Sebagaimana kajian rutinan malam kamis (setengah bulan sekali), Habib Dudung (Abdul Mun’im bin Mustafa Baharun, Pengasuh Musala Baharun Sumenep) memulai kajian Kitab Bidayatul Hidayah dengan basmalah, hamdalah, selawat, dan angan ngalap berkah dari Imam al-Ghazali atas kitabnya nan bakal dikaji.
واما اليدان فاحفظهما عن ان تضرب بهما مسلما او تناول بهما مالا حراما او تؤدي بهما احدا من الخلق او تخون بهما في امنة او وديعة او تكتب بهما ما لا يجوز النطق به فان القلم أحد اللسانين فاحفظ القلم عما يجب حفظ اللسان عنه.

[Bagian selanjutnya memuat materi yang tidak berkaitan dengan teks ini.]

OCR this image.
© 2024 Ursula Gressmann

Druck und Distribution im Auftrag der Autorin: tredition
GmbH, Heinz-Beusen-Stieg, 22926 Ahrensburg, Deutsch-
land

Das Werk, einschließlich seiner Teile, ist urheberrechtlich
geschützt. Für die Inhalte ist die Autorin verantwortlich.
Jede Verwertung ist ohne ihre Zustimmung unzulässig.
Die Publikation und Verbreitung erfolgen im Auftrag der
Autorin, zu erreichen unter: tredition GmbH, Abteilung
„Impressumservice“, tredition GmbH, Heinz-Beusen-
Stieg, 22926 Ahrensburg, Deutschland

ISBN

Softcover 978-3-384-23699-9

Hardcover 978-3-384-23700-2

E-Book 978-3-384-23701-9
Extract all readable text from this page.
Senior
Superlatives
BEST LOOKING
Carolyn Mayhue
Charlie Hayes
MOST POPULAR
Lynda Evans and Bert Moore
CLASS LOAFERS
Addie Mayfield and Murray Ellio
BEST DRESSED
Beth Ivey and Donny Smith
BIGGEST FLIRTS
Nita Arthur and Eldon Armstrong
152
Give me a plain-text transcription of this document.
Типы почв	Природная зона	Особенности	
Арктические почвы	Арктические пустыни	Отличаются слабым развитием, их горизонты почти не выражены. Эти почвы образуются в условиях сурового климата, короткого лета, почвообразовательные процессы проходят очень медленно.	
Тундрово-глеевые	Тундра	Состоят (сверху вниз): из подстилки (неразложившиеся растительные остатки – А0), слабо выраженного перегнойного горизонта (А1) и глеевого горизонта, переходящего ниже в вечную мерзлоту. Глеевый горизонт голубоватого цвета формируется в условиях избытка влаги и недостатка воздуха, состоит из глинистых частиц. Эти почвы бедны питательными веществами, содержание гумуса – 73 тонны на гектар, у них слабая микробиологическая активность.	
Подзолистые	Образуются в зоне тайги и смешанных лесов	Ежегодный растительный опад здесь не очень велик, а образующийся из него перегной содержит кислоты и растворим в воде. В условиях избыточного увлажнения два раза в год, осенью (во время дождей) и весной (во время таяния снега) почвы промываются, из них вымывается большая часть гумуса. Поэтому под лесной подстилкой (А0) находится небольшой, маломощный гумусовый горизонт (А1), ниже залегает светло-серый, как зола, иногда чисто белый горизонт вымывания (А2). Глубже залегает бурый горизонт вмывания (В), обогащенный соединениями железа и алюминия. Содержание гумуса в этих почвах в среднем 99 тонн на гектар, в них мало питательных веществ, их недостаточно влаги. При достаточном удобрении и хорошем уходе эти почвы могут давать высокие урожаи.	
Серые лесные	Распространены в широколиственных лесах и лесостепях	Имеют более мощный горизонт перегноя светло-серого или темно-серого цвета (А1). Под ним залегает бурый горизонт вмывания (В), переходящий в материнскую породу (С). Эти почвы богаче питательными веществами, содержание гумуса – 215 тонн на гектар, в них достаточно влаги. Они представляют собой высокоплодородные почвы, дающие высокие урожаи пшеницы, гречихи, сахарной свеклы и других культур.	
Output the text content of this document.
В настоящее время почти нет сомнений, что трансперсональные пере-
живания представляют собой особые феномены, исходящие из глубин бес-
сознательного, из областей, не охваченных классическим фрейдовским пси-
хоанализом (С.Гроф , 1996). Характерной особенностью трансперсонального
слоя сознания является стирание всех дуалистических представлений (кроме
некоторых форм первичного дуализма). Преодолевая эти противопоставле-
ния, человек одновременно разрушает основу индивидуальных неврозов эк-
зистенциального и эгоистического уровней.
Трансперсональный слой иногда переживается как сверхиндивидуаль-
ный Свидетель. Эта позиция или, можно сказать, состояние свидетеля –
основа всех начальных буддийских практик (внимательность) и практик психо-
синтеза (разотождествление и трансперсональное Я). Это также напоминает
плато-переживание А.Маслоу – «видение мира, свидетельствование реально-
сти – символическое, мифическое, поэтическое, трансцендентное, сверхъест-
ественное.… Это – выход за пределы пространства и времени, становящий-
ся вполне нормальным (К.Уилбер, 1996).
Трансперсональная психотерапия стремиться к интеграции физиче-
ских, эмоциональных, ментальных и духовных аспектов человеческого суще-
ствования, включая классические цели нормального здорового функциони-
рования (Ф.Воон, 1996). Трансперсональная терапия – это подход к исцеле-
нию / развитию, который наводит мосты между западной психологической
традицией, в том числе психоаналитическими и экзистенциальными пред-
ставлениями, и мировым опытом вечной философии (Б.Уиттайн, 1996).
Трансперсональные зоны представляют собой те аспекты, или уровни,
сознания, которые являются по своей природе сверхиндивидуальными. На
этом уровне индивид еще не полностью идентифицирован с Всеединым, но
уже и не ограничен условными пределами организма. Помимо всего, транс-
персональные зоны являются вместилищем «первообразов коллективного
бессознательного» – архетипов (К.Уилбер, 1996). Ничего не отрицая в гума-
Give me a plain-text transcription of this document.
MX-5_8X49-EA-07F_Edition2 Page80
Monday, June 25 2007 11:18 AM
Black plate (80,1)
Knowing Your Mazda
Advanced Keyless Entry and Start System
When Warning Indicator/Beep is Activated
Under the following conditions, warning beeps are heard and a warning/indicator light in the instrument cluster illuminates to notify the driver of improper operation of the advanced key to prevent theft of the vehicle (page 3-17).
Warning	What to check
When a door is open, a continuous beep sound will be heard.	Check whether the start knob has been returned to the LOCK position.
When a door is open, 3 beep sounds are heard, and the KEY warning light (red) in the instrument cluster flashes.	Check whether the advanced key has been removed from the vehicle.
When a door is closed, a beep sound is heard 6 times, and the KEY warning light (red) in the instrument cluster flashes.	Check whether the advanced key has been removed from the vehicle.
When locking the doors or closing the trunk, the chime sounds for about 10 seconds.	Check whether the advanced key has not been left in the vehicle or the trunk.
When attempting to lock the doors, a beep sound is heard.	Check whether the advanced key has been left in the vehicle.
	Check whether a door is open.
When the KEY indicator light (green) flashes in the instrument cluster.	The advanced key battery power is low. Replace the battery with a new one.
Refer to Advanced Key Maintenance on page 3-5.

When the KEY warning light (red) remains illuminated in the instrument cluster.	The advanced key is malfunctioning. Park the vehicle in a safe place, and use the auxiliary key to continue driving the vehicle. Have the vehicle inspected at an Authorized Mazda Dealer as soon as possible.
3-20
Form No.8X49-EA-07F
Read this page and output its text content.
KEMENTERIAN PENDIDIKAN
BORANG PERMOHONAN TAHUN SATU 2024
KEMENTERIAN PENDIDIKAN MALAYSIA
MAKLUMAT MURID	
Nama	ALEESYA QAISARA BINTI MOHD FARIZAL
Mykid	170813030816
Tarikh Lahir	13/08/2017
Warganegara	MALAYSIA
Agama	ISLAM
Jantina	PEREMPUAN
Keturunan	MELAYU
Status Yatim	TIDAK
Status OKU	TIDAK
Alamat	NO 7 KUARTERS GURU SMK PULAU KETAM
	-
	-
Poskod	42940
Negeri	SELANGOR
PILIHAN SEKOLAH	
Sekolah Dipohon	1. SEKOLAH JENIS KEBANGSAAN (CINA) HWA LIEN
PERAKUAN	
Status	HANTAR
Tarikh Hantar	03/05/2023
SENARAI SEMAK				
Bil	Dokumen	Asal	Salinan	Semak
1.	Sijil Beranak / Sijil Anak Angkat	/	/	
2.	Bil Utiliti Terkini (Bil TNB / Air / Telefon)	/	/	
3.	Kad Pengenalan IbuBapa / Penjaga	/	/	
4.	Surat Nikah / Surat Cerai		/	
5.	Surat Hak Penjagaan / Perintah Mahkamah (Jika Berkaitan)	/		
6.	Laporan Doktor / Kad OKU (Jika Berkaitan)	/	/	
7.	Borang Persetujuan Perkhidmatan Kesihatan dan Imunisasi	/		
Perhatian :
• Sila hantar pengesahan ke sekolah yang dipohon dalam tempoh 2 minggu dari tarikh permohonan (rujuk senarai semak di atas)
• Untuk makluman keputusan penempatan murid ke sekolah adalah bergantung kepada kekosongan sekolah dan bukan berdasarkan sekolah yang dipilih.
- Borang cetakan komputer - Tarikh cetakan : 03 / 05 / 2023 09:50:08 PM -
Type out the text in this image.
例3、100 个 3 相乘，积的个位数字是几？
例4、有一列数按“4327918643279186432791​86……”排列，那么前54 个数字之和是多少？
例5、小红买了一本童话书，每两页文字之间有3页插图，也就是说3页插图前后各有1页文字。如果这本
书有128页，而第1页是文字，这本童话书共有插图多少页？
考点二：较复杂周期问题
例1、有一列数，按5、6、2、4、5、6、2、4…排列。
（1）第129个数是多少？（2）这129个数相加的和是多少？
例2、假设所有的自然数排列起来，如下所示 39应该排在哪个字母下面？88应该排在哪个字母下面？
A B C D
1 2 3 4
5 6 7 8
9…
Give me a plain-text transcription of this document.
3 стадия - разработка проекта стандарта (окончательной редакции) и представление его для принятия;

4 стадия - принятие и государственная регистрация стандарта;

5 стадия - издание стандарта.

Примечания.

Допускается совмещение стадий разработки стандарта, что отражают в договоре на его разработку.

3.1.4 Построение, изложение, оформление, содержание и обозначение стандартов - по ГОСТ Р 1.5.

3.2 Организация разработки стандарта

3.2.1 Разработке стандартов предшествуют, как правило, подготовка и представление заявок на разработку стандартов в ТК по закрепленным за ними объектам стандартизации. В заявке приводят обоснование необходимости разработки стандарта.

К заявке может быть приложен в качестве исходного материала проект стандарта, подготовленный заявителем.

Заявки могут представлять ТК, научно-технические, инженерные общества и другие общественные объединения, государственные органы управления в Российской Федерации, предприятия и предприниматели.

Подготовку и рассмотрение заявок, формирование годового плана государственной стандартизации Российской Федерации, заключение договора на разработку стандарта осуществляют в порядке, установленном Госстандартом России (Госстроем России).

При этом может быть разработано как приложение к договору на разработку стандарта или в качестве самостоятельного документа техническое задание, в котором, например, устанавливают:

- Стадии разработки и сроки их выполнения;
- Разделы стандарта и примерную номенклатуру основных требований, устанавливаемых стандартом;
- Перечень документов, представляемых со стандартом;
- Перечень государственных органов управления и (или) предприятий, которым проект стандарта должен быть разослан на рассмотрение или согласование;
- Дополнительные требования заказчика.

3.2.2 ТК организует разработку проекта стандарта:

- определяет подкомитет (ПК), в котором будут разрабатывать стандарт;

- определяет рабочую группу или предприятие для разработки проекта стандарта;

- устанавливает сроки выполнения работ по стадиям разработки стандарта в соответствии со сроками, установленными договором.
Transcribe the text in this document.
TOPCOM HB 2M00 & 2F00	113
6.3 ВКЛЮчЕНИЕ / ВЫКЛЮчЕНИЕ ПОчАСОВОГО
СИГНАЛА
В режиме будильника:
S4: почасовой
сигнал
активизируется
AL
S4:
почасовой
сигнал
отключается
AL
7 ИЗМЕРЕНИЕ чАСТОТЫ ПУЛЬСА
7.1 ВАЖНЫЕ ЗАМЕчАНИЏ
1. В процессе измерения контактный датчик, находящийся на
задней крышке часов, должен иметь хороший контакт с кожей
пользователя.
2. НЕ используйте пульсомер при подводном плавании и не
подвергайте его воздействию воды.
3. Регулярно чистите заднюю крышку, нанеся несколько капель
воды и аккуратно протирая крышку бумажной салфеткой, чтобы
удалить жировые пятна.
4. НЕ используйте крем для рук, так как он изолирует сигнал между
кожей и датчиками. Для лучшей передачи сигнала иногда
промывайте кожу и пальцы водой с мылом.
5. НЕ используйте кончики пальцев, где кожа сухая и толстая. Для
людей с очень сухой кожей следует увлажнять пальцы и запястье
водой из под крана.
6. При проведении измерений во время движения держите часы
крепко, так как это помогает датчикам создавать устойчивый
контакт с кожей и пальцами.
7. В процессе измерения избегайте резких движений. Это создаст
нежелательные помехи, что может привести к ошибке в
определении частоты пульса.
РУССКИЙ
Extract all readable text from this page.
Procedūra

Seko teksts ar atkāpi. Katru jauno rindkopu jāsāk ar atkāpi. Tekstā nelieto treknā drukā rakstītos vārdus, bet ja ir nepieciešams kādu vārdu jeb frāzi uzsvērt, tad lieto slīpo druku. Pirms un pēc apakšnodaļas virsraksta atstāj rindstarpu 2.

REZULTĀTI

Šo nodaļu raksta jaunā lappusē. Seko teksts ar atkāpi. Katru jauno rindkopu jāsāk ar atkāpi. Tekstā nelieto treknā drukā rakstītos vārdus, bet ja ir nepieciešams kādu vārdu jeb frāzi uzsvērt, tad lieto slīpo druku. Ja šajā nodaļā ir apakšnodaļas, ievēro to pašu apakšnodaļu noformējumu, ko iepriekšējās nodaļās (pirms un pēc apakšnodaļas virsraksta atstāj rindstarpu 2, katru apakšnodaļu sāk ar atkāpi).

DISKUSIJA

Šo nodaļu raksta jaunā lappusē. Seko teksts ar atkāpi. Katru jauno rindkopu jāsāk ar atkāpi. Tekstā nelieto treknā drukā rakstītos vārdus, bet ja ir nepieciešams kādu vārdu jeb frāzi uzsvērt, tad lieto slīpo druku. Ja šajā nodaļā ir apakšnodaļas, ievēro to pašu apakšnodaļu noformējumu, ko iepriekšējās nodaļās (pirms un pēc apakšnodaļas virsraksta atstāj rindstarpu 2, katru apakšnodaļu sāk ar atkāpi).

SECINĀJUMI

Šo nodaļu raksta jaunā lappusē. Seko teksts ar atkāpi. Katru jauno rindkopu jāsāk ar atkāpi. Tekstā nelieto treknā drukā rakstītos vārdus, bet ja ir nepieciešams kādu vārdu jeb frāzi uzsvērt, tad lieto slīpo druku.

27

Adapun kedua tangan, hendaklah menjaganya dari memukul orang islam, alias menyantap kekayaan haram, alias menyakiti makhluk Allah, alias berkhianat ketika diberi mandat alias titipan, alias menulis sesuatu nan tidak boleh diucapkan. Karena sejatinya tulisan termasuk salah satu dari lisan. Lindungilah jari-jari kita sebaimana kita menjaga mulut.
Setelah memaknai beberapa kalimat, beliau bercerita tentang salah satu pidato Rasulullah Saw. menjelang wafat. Sayyidina Bilal bin Rabah diminta untuk mengumpulkan para sahabat nabi guna mendengarkan pidatonya di Masjid Nabawi.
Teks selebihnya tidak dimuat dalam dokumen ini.